1 And can it be that I should gain
An int'rest in the Savior's blood?
Died He for me, who caused His pain?
For me, who Him to death pursued?
Amazing love! how can it be
That Thou, my God, should die for me?
Amazing love! how can it be
That Thou, my God, should die for me!
2 'Tis mystery all! Th'Immortal dies!
Who can explore His strange design?
In vain the firstborn seraph tries
To sound the depths of love divine!
'Tis mercy all! let earth adore,
Let angel minds inquire no more. [Refrain]
3 He left His Father's throne above,
So free, so infinite His grace;
Emptied Himself of all but love,
And bled for Adam's helpless race;
'Tis mercy all, immense and free;
For, O my God, it found out me. [Refrain]
4 Long my imprisoned spirit lay
Fast bound in sin and nature's night;
Thine eye diffused a quick'ning ray,
I woke, the dungeon flamed with light;
My chains fell off, my heart was free;
I rose, went forth and followed Thee. [Refrain]
5 No condemnation now I dread;
Jesus, and all in Him is mine!
Alive in Him, my living Head,
And clothed in righteousness divine,
Bold I approach th'eternal throne,
And claim the crown, through Christ my own. [Refrain]
Sing Joyfully, 1989
|First Line:||And can it be that I should gain|
|Title:||And Can It Be, That I Should Gain?|
|Author:||Charles Wesley (1738)|
|Place of Origin:||Great Britain|
|Refrain First Line:||Amazing love! How can it be|
|Liturgical Use:||Songs of Response|
“And Can It Be” was written by Charles Wesley in 1738, in response to his conversion to belief in Christ. It was published in John Wesley's Psalms and Hymns in that same year with six stanzas. In a later republication by the Wesleys in 1780, the original fifth stanza was omitted (beginning “Still the small inward voice I hear”), and this revision has been honored ever since.
This hymn usually appears with all five stanzas, though sometimes the second (beginning “'Tis mystery all!”) is omitted. The refrain is a repetition of the last two lines of the first stanza. Sometimes there is an expanded refrain, in which these two lines are sung twice after every stanza, replacing the last two lines of the second through fifth stanzas, but this omits some important lines of the hymn.

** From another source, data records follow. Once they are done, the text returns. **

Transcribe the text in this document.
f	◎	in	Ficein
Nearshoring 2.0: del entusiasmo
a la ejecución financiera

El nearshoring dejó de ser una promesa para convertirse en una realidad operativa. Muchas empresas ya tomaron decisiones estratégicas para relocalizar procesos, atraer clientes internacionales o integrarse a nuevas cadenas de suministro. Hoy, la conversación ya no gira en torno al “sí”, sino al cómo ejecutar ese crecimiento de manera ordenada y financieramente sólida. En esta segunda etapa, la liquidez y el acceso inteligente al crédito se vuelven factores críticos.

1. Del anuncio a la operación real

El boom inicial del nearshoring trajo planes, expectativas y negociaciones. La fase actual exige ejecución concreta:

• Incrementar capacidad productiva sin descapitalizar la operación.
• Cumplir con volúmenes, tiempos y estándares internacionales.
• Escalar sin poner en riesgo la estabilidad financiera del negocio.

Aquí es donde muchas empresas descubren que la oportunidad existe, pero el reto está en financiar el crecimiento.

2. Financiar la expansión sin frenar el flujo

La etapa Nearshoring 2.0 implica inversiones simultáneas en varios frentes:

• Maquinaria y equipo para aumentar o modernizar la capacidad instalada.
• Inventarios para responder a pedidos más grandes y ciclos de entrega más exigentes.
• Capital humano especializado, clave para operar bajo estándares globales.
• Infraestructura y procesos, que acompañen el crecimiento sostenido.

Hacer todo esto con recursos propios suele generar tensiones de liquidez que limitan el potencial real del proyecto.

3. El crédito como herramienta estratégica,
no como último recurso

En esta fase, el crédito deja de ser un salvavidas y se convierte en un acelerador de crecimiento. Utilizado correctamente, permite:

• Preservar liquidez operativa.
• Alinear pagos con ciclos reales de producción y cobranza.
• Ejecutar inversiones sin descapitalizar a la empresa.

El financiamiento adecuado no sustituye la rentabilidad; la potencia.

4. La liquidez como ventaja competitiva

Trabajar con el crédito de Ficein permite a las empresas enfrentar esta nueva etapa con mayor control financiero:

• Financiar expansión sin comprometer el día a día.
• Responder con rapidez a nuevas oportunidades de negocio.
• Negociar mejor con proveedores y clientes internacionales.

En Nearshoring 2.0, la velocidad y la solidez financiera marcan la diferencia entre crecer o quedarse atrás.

In the nineteenth century, FILLMORE was the most common tune this hymn was sung to. However, in the twentieth century this text was paired with SAGINA, and with few exceptions, this is the only tune used today. SAGINA is by Thomas Campbell, about who little is known other than that he published The Bouquet in 1825, a collection of twenty-three tunes with botanical names. “Sagina” is the name of a genus of flowering plants.
The tune is fairly well-known, but it can present difficulties for congregational singing because of its wide range and frequent melismas. It is a good idea to sing in parts, especially on the refrain.
This hymn is used as a song of response, and is especially suited to a service of confession and forgiveness, or an adult baptism. If more than one hymn is desired, try pairing it with another joyful song of response, such as “My Hope is Built on Nothing Less,” or, for contrast, a peaceful one, such as “Amazing Grace.”
One unusual way to use this hymn would be to have the choir sing Lloyd Larson's setting of Wesley's text to the music of classical composer Gabriel Fauré's “Pavane,” titled “How Can It Be?”. The soft, haunting mood of this arrangement is best suited for Lent or Holy Week, and allows the listener to contemplate the sober reality of Christ's sacrifice. The collection “Amazing Love” by Mary MacDonald includes an arrangement for organ and piano duet that is more suited to the jubilant mood this hymn is normally sung with. Another instrumental setting of “And Can It Be” is the trumpet and trombone duet with piano accompaniment by Dana F. Everson. “The Festival Hymn Collection, volume 2” contains a setting of this hymn, with organ introduction, two settings of the verse, and an optional descant.